Comparative Example 3:
A polyester film was obtained in the same manner as in Example 1 except that <mold release composition-A> and the coating amount was changed to 0.25 g / m ² . The results obtained are summarized in Table 2 below.

Comparative Example 4:
A polyester film was obtained in the same manner as in Comparative Example 1 except that <Release Composition-C> in Comparative Example 1 and the coating amount was changed to 0.08 g / m ² . The results obtained are summarized in Table 2 below.

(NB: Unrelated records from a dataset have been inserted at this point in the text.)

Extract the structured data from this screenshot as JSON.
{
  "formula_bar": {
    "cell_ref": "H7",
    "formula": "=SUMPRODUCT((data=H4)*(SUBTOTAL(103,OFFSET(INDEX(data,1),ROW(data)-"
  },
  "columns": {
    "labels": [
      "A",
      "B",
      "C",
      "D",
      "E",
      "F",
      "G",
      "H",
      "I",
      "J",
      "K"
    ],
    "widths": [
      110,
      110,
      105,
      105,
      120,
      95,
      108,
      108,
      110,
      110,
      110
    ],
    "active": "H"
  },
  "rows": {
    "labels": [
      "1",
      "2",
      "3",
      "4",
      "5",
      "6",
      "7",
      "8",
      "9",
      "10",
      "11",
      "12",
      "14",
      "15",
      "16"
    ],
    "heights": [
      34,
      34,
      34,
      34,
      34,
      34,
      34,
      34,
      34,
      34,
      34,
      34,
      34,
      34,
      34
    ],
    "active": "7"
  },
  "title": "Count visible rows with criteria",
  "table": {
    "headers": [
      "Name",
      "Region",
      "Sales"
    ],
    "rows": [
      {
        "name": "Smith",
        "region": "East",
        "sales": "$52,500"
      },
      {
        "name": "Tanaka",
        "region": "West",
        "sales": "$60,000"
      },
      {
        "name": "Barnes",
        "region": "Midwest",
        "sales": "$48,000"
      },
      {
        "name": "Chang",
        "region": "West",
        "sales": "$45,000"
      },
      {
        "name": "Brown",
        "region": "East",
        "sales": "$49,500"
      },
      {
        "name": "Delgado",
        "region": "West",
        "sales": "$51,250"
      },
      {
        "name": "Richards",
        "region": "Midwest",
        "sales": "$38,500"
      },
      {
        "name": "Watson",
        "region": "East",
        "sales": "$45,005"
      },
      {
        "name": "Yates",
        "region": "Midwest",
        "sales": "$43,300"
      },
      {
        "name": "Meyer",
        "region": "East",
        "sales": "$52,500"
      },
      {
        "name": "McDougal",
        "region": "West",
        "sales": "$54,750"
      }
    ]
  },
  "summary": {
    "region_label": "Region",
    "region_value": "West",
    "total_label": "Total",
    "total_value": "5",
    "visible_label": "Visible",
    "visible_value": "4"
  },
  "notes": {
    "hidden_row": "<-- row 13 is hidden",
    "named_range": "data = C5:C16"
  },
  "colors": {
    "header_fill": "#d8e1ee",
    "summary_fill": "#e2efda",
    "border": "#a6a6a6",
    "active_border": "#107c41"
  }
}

Comparative Examples 5 to 9:
In Example 1, it changes like the film thickness at the time of polyester film manufacture, It changes like Example 1 except changing the application quantity (after drying) of the coating layer containing polyvinyl alcohol, and a silicone type release layer. Manufactured to obtain a polyester film. The obtained results are summarized in Table 3 below.

Comparative Example 10:
A polyester film was obtained in the same manner as in Example 2 except that the release agent composition A was added with 3 parts of silicone oil (AL-1). The obtained results are summarized in Table 3 below.

Claims (5)

Silicone resin consisting of a polyester film having a release layer, which is used by pasting the release layer onto the adhesive layer of a baseless double-sided pressure-sensitive adhesive sheet, and the release layer has an alkenyl group as a functional group (A), containing an alkyl group-containing silicone resin (b), a component (c) for migration to the adhesive layer, and a platinum catalyst (d), and the content of the component (c) for migration is 5 to 20% by weight The release layer is a silicone-based release layer, the release layer has a low-speed peeling force in the range of 300 mm / min. In the range of 10 to 20 mN / cm, and the high-speed peeling force in the range of 10,000 mm / min. A release film characterized by being not more than 2.5 times the force. The release film according to claim 1, further comprising a coating layer obtained by coating a coating liquid containing polyvinyl alcohol between the polyester film and the silicone-based release layer. The release film according to claim 1 or 2, wherein the migration component in the silicone release layer contains a cyclic siloxane. The release film according to any one of claims 1 to 3, wherein the silicone release layer has a 115 ° triangular pyramid indenter and a Martens hardness of 400 N / mm ² or more at a test force of 0.10 mN. The release film according to any one of claims 1 to 4, wherein the polyester film has a MOR_C value of 1.5 to 3.0.